In a region where the most important records — identity and ownership for instance — are often subjected to little or no external oversight, blockchain offers enormous potential benefits.
Erin Murphy, Founder and Principal of Inle Advisory Group, a Myanmar and emerging business advisory firm, said major Asian business hubs are looking to blockchain to clean up and simplify transactions.
“Ideally, we would want to see adoption of blockchain at an official level all across the region,” she said in an email. “But perhaps not surprisingly, the governments that are leading blockchain adoption are those that are already low-corruption.”
One of those governments, she said, is Singapore, which is working with major banks on a blockchain-based system to streamline and qualitatively improve their customer (KYC) processes.
In other countries, it is being used for completely different purposes. In the Philippines, a remittance market worth billions of dollars per month has been invaded by firms offering cheaper services built on blockchain, which people can access without a bank account..
“Any steps that get taken at first may not be viewed through an anti-corruption lens and may inadvertently tackle that issue; it will likely be viewed through a development lens to kickstart poverty alleviation and bringing sectors up to international standards that attract foreign investment,” Murphy said.
More than money
There are many trials with clear utility in Southeast Asia underway, including systems for land titling under development in Sweden and Japan.
In June, the United Nations unveiled a blockchain-based system built in partnership with Microsoft and Accenture that gives stateless refugees a permanent identity based on biometric data.
It’s also being explored for secure voting systems.
The blockchain-based app developed to track the supply chain of fish from Indonesia — Provenance — is now the basis of many other trials, including a project to create a similar system for the garment industry.
Online you can view the results of a pilot released in May this year that follows a piece of clothing — an Alpaca Mirror Jumper from London-based designer Martine Jarlgaard, from a farm in Dulverton, Britain, through every step of production into London with location, content and timestamps.
It is a long way, though, from realizing that something can be done to actually making it happen, DiCaprio of R3 said.
“The technical capability to do this exists in most developing countries,” she said. “You have engineers who can code on the blockchain.

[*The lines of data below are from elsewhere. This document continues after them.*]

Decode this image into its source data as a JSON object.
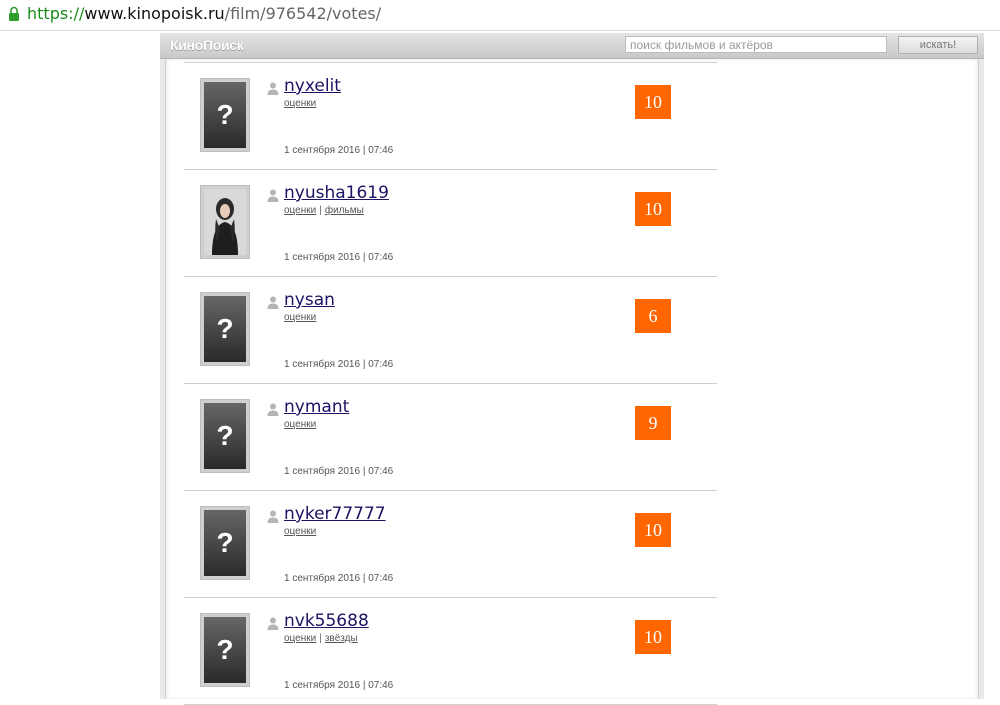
{
  "browser": {
    "url_scheme": "https://",
    "url_host": "www.kinopoisk.ru",
    "url_path": "/film/976542/votes/"
  },
  "header": {
    "logo": "КиноПоиск",
    "search_placeholder": "поиск фильмов и актёров",
    "search_button": "искать!"
  },
  "colors": {
    "score_bg": "#ff6600",
    "username": "#1b1464",
    "secure_scheme": "#1a8a1a"
  },
  "votes": [
    {
      "username": "nyxelit",
      "links": [
        "оценки"
      ],
      "date": "1 сентября 2016 | 07:46",
      "score": "10",
      "avatar": "placeholder"
    },
    {
      "username": "nyusha1619",
      "links": [
        "оценки",
        "фильмы"
      ],
      "date": "1 сентября 2016 | 07:46",
      "score": "10",
      "avatar": "photo"
    },
    {
      "username": "nysan",
      "links": [
        "оценки"
      ],
      "date": "1 сентября 2016 | 07:46",
      "score": "6",
      "avatar": "placeholder"
    },
    {
      "username": "nymant",
      "links": [
        "оценки"
      ],
      "date": "1 сентября 2016 | 07:46",
      "score": "9",
      "avatar": "placeholder"
    },
    {
      "username": "nyker77777",
      "links": [
        "оценки"
      ],
      "date": "1 сентября 2016 | 07:46",
      "score": "10",
      "avatar": "placeholder"
    },
    {
      "username": "nvk55688",
      "links": [
        "оценки",
        "звёзды"
      ],
      "date": "1 сентября 2016 | 07:46",
      "score": "10",
      "avatar": "placeholder"
    }
  ],
  "avatar_placeholder_glyph": "?",
  "icons": {
    "lock": "lock-icon",
    "user": "user-icon"
  }
}
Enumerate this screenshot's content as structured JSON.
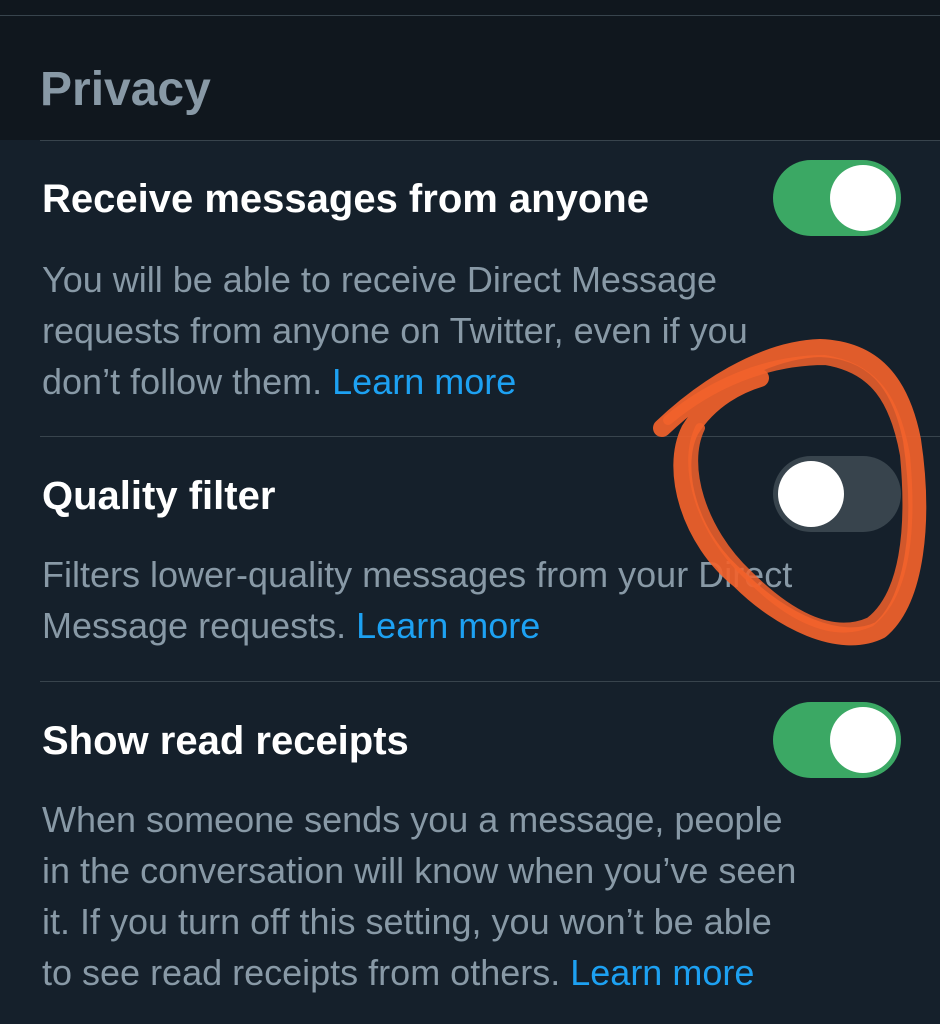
{
  "section": {
    "title": "Privacy"
  },
  "settings": [
    {
      "title": "Receive messages from anyone",
      "description_lines": [
        "You will be able to receive Direct Message",
        "requests from anyone on Twitter, even if you",
        "don’t follow them. "
      ],
      "link": "Learn more",
      "toggle_on": true
    },
    {
      "title": "Quality filter",
      "description_lines": [
        "Filters lower-quality messages from your Direct",
        "Message requests. "
      ],
      "link": "Learn more",
      "toggle_on": false
    },
    {
      "title": "Show read receipts",
      "description_lines": [
        "When someone sends you a message, people",
        "in the conversation will know when you’ve seen",
        "it. If you turn off this setting, you won’t be able",
        "to see read receipts from others. "
      ],
      "link": "Learn more",
      "toggle_on": true
    }
  ],
  "colors": {
    "background": "#15202b",
    "header_background": "#10171e",
    "toggle_on": "#3ba864",
    "toggle_off": "#38444d",
    "link": "#1da1f2",
    "annotation_circle": "#f2622b"
  },
  "annotation": {
    "shape": "hand-drawn circle",
    "target": "quality-filter-toggle"
  }
}
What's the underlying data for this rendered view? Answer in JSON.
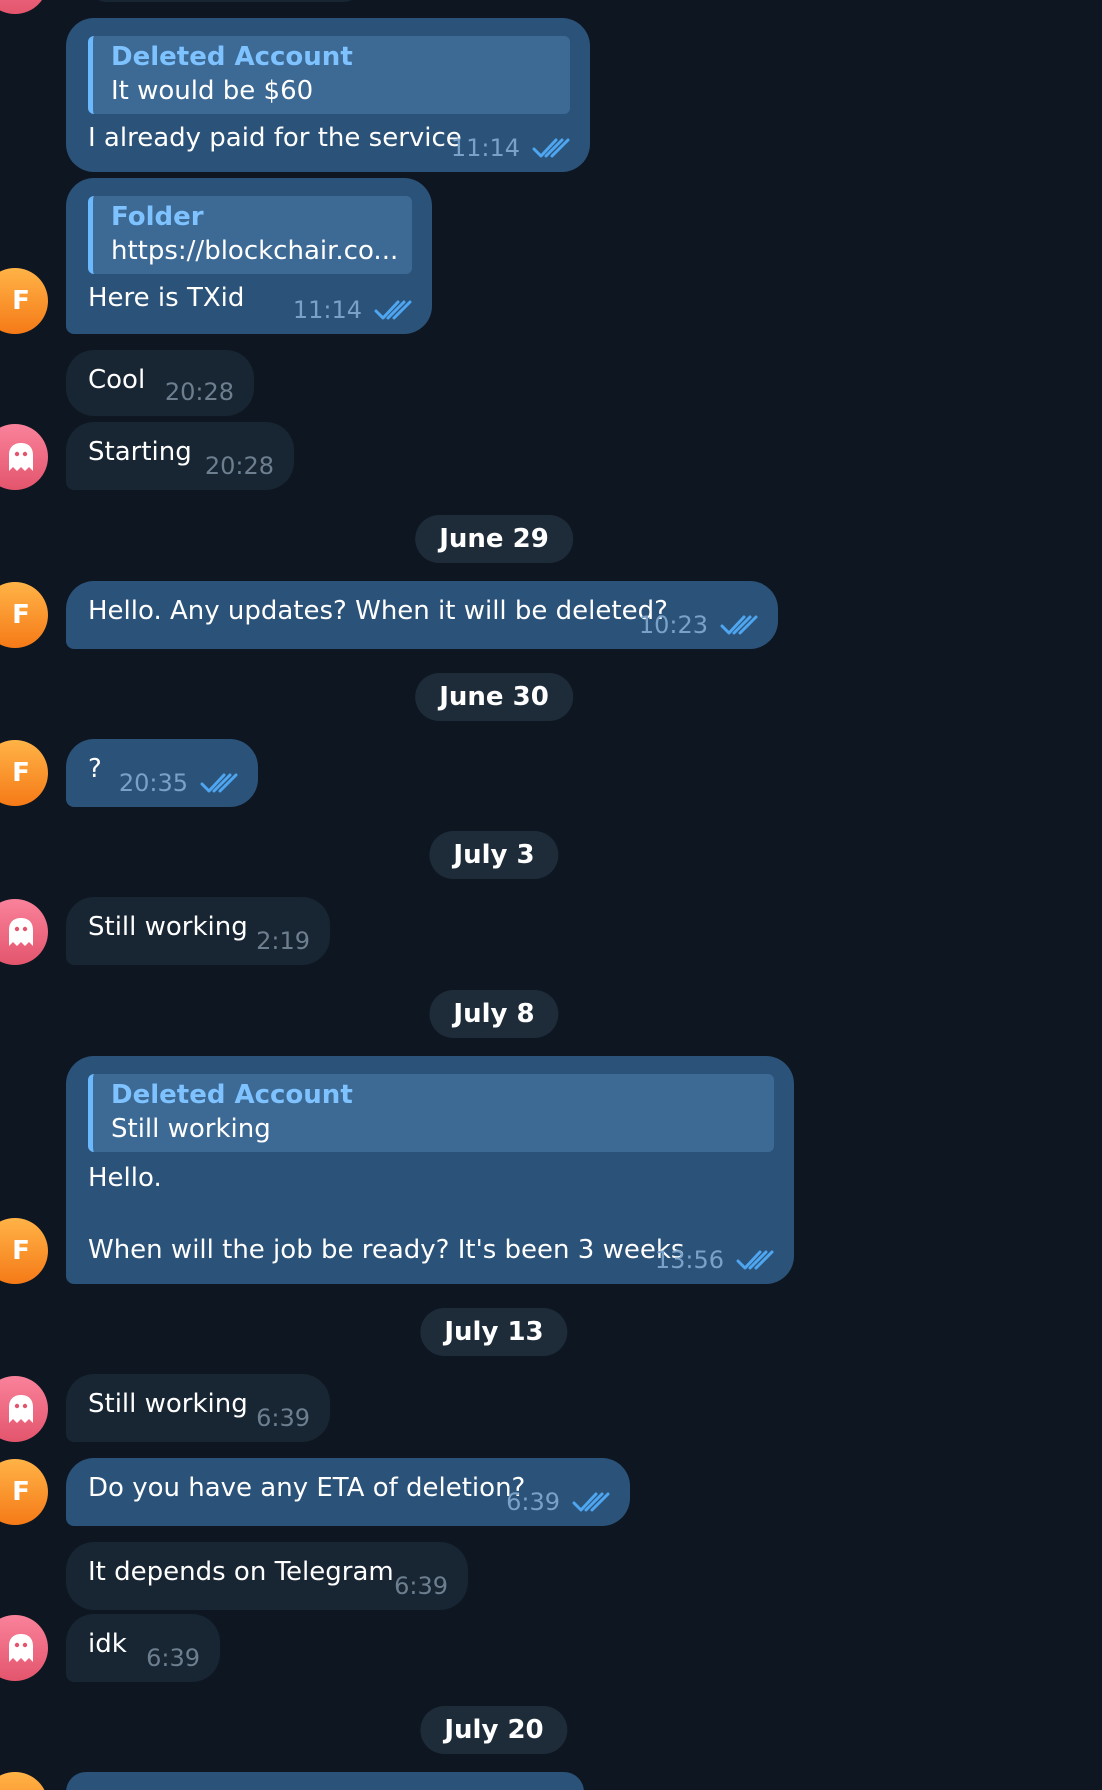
{
  "colors": {
    "background": "#0e1621",
    "outgoing_bubble": "#2b5278",
    "incoming_bubble": "#182533",
    "reply_accent": "#6cb8ff",
    "reply_author": "#7ec2ff",
    "avatar_f": "#f57a17",
    "avatar_ghost": "#e3556d",
    "read_check": "#4fa6f0"
  },
  "avatars": {
    "f_initial": "F",
    "ghost_icon": "ghost-icon"
  },
  "messages": [
    {
      "reply_author": "Deleted Account",
      "reply_text": "It would be $60",
      "text": "I already paid for the service",
      "time": "11:14"
    },
    {
      "reply_author": "Folder",
      "reply_text": "https://blockchair.co...",
      "text": "Here is TXid",
      "time": "11:14"
    },
    {
      "text": "Cool",
      "time": "20:28"
    },
    {
      "text": "Starting",
      "time": "20:28"
    },
    {
      "date": "June 29"
    },
    {
      "text": "Hello. Any updates? When it will be deleted?",
      "time": "10:23"
    },
    {
      "date": "June 30"
    },
    {
      "text": "?",
      "time": "20:35"
    },
    {
      "date": "July 3"
    },
    {
      "text": "Still working",
      "time": "2:19"
    },
    {
      "date": "July 8"
    },
    {
      "reply_author": "Deleted Account",
      "reply_text": "Still working",
      "text_line1": "Hello.",
      "text_line2": "When will the job be ready? It's been 3 weeks",
      "time": "13:56"
    },
    {
      "date": "July 13"
    },
    {
      "text": "Still working",
      "time": "6:39"
    },
    {
      "text": "Do you have any ETA of deletion?",
      "time": "6:39"
    },
    {
      "text": "It depends on Telegram",
      "time": "6:39"
    },
    {
      "text": "idk",
      "time": "6:39"
    },
    {
      "date": "July 20"
    }
  ]
}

But the understanding of how to actually implement this from a business point of view is very poor.”
DiCaprio estimates it will take about five years before we actually see large-scale functioning applications and believes the most impactful will occur at the macro economic level.
“So for example one area that it’s moving very quickly is trade finance,” she said. “And trade finance, you’re generally talking about fairly large companies, generally in Asia mostly exporting or importing from or to the US or EU,.”
Faster, cheaper and more transparent transactions combined with reductions in the risks of lending and borrowing would flow to down to the village level, she added.
Subversion vs centralization
Blockchain proponents are divided by some sharply divergent values. Some see blockchain — whose slogan is “be your own bank,” as technology that can fundamentally upend a global financial system they believe is intractably corrupt.
“There is a serious opportunity for us here to remove money out of government,” said a Southeast Asia based bitcoin trader who would only give his alias FlippingABitCoin, fearing he could expose himself to physical theft.
Billions of people currently excluded from the formal banking system will be able to access global cryptocurrencies with no middle man using nothing more than a phone, he said.
“It will level out the playing field of power,” he said.
Another group of enthusiasts are encouraging the absorption of this technology by states, as demonstrated by Canada, Singapore, China and Germany, all of which are either exploring or conducting trials of their own central bank digital currencies using blockchain.
“In the long run, we believe if there is any threat at all to governments, it is that other governments will lead the way in adopting blockchain technologies in producing low-corruption, high-transparency, highly-secure digitized economic infrastructures that will attract business, investment and stakeholder confidence,” wrote Michael Hsieh, a non-resident affiliate at the Center for International Security and Cooperation at Stanford University, in an email.
“The societies who lead in the great fintech [financial technology] innovation race of the 21st century will siphon all the capital and productivity from those that lag,” he wrote.